Contexte

Avec ses 5000 km de côtes, Madagascar est un pays en voie de développement dont les activités maritimes jouent un rôle primordial dans la vie sociale et économique des habitants. Il existe environ 1.250 villages de pêcheurs sur l’ensemble des côtes malgaches. La majorité de ces villages est située dans les Régions de Diego Suarez, de Mahajanga et de Toliara. D’une manière générale, les pêcheurs sont très dispersés et la plupart des villages est constituée d’un nombre restreint de familles (85% des villages sont habités par moins de 50 pêcheurs). Les plus peuplés se situent essentiellement à proximité des grandes villes. Sur l’ensemble des pêcheurs traditionnels, 70% se servent de pirogues, les autres travaillent à pied.
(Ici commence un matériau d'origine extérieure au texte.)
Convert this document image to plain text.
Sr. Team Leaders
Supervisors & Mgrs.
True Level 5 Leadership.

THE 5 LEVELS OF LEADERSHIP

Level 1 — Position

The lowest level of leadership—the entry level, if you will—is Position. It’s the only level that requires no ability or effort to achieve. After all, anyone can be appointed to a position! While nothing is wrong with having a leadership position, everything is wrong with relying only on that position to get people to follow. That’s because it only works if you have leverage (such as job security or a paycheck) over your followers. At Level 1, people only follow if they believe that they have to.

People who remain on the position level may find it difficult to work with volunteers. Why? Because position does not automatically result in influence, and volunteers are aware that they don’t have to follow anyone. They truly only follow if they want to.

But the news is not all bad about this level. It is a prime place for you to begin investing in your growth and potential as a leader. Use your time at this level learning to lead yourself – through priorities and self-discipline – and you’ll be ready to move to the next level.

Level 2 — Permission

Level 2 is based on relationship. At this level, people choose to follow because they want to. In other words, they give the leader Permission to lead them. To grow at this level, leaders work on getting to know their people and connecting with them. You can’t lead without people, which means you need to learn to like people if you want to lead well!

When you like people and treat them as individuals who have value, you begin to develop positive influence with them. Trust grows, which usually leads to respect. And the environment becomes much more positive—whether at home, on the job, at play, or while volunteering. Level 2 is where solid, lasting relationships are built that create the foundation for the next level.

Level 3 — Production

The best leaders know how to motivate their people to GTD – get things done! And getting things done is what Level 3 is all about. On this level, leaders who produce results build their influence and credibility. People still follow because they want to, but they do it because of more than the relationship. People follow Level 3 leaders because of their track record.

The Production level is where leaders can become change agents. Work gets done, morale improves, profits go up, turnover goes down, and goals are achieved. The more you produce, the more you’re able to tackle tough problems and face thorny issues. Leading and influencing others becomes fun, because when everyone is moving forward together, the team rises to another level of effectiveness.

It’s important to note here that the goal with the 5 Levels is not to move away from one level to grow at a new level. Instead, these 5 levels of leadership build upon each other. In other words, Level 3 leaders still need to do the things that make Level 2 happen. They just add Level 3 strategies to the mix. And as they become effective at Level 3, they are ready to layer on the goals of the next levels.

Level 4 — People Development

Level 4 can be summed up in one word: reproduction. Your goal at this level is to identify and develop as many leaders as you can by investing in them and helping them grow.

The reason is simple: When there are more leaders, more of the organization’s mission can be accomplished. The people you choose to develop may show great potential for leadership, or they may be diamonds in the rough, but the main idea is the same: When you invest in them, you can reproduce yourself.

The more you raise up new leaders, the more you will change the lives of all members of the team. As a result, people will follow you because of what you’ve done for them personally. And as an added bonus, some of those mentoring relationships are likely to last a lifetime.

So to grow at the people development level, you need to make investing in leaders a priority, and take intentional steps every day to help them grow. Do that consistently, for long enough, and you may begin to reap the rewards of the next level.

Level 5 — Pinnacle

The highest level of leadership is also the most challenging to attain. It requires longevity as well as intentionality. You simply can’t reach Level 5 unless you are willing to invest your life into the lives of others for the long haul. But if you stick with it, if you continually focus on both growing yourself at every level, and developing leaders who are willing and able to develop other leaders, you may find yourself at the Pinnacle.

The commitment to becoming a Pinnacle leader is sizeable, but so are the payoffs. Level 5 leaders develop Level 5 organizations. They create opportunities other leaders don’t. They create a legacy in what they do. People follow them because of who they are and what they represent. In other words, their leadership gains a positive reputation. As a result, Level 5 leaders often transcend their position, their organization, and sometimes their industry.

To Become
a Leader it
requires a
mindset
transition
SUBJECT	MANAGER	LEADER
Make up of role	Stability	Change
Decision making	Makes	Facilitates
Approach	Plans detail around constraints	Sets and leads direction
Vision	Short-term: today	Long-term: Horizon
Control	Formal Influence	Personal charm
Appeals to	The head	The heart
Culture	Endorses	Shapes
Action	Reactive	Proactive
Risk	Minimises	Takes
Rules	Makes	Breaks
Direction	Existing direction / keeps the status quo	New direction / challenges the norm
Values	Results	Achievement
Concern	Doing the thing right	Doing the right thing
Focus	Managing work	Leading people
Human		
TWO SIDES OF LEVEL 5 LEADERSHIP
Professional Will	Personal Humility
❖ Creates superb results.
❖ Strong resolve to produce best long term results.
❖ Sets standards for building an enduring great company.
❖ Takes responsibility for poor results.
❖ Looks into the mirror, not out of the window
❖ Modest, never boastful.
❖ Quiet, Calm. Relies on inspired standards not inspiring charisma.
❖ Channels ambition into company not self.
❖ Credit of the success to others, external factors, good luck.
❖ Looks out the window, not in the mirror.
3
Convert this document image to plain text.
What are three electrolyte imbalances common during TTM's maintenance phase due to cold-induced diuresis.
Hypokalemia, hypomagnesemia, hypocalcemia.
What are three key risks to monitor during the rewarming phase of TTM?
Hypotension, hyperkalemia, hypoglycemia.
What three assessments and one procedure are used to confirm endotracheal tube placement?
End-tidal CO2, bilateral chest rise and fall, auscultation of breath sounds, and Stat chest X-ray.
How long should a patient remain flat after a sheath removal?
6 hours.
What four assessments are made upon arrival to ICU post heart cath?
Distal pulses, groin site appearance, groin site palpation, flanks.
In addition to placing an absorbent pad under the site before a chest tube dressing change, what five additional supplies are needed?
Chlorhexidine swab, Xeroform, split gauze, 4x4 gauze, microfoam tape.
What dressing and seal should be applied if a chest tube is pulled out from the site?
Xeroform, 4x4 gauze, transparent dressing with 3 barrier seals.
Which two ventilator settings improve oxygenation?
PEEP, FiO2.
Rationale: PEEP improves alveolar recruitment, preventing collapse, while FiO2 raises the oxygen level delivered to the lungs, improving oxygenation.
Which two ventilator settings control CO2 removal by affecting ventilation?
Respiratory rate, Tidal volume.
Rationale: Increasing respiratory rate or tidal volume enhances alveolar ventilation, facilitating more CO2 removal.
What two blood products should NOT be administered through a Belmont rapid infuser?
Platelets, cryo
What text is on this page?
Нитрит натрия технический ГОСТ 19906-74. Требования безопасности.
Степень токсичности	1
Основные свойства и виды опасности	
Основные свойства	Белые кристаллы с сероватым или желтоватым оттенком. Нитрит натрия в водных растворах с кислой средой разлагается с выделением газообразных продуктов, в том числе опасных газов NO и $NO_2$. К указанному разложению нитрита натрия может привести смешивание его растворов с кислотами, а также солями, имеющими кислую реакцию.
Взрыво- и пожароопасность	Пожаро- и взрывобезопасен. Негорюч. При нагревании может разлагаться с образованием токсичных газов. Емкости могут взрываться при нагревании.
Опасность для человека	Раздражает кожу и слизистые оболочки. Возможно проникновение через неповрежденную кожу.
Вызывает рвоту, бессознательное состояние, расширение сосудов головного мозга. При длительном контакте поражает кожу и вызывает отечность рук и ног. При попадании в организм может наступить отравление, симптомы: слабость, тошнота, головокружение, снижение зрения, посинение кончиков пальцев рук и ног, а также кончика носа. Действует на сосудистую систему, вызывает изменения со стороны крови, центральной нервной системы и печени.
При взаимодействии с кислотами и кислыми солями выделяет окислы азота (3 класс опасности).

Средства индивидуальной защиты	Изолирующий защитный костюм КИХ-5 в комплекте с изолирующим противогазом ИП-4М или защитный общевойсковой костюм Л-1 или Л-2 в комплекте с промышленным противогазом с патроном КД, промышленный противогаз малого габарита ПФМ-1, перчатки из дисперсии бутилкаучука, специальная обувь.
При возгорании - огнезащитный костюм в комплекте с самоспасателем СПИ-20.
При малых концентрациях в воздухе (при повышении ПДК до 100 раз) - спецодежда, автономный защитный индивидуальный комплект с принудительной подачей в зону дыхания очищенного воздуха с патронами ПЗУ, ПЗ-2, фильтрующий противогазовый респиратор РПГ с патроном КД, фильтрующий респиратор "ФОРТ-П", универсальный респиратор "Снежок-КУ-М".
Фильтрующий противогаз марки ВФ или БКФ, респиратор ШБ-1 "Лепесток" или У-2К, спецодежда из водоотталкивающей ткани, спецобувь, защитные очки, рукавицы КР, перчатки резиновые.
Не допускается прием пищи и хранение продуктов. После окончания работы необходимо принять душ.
Entre 1970 et 1990, le nombre de pirogues a été multiplié par 5,5 et la capture des produits de la mer issue de la pêche traditionnelleaplus que quadruplé atteignant près de 54.000 tonnes par an en 1990. Par ailleurs, durant cette même période, la population malgache s’est accrue de 60% passant ainsi de 7 à 12 millions d’habitants (elle est aujourd’hui de plus de 20 millions d’habitants avec un taux d’accroissement démographique de plus de 3%; le TAD de la population mondiale est de 1,14%). Un pêcheur collecte en moyenne environ 1.000 kg/an de produits de la mer et en consomme annuellement avec sa famille 218 kg soit une consommation moyenne d’environ 30 kg/personne/an ce qui contraste avec la moyenne nationale de 7,4 kg/personne/an (la moyenne mondiale dans les pays développés est de 16 kg/personne/an). Les quelques 800 kg restant représentent la source principale de revenus des familles de pêcheurs. Dans la majorité des cas, les conditions de vie des pêcheurs sont meilleures que celles des paysans et des ouvriers: leurs revenus dépassent généralement le salaire d’un ouvrier travaillant en ville estimé à 100.000 Ariary/mois (soit 35 €). La pêche et la collecte d’organismes marins assurent ainsi la majeure partie des moyens de subsistance (nourriture et revenus) des communautés littorales.

Par ailleurs, la plupart des acteurs universitaires du présent projet ont été les fondateurs de la première aquaculture marine villageoise développée dans le Sud-Ouest malgache, à savoir l’holothuriculture. Après deux projets PICs (CUD) développés entre 1997 et 2007, les partenaires du Sud et du Nord ont créé une société Spin Off (Madagascar Holothurie S.A.) associant en son sein acteurs universitaires et partenaires privés. Cette société travaille aujourd’hui avec plus d’une centaine de pêcheurs de divers villages s’étendant sur 200 km de côtes. Ces pêcheurs élèvent des holothuries (organismes marins à haute valeur commerciale exportés en Chine) qui leurs sont vendues par Madagascar Holothurie S.A. Les villageois revendent les produits élevés à la société qui les traitent et les exportent vers la Chine.

Partenariats actuels

  • Copefrito S.A. est la plus grosse compagnie de pêche de Toliara; elle est depuis le début le principal partenaire privé de la Spin Off belgo-malgache MH.SA et accompagne également depuis 2010 le développement de l’algoculture dans la Région Sud-Ouest.
  • Ibis-Algoculture est une société qui a développé l’algoculture et initié la coralliculture sur une île proche de Diégo-Suarez, Nosy Ankao.

Ces acteurs, avec l’Université de Diégo, sont désireux de développer un système de polyaquacultures dans les villages côtiers malgaches.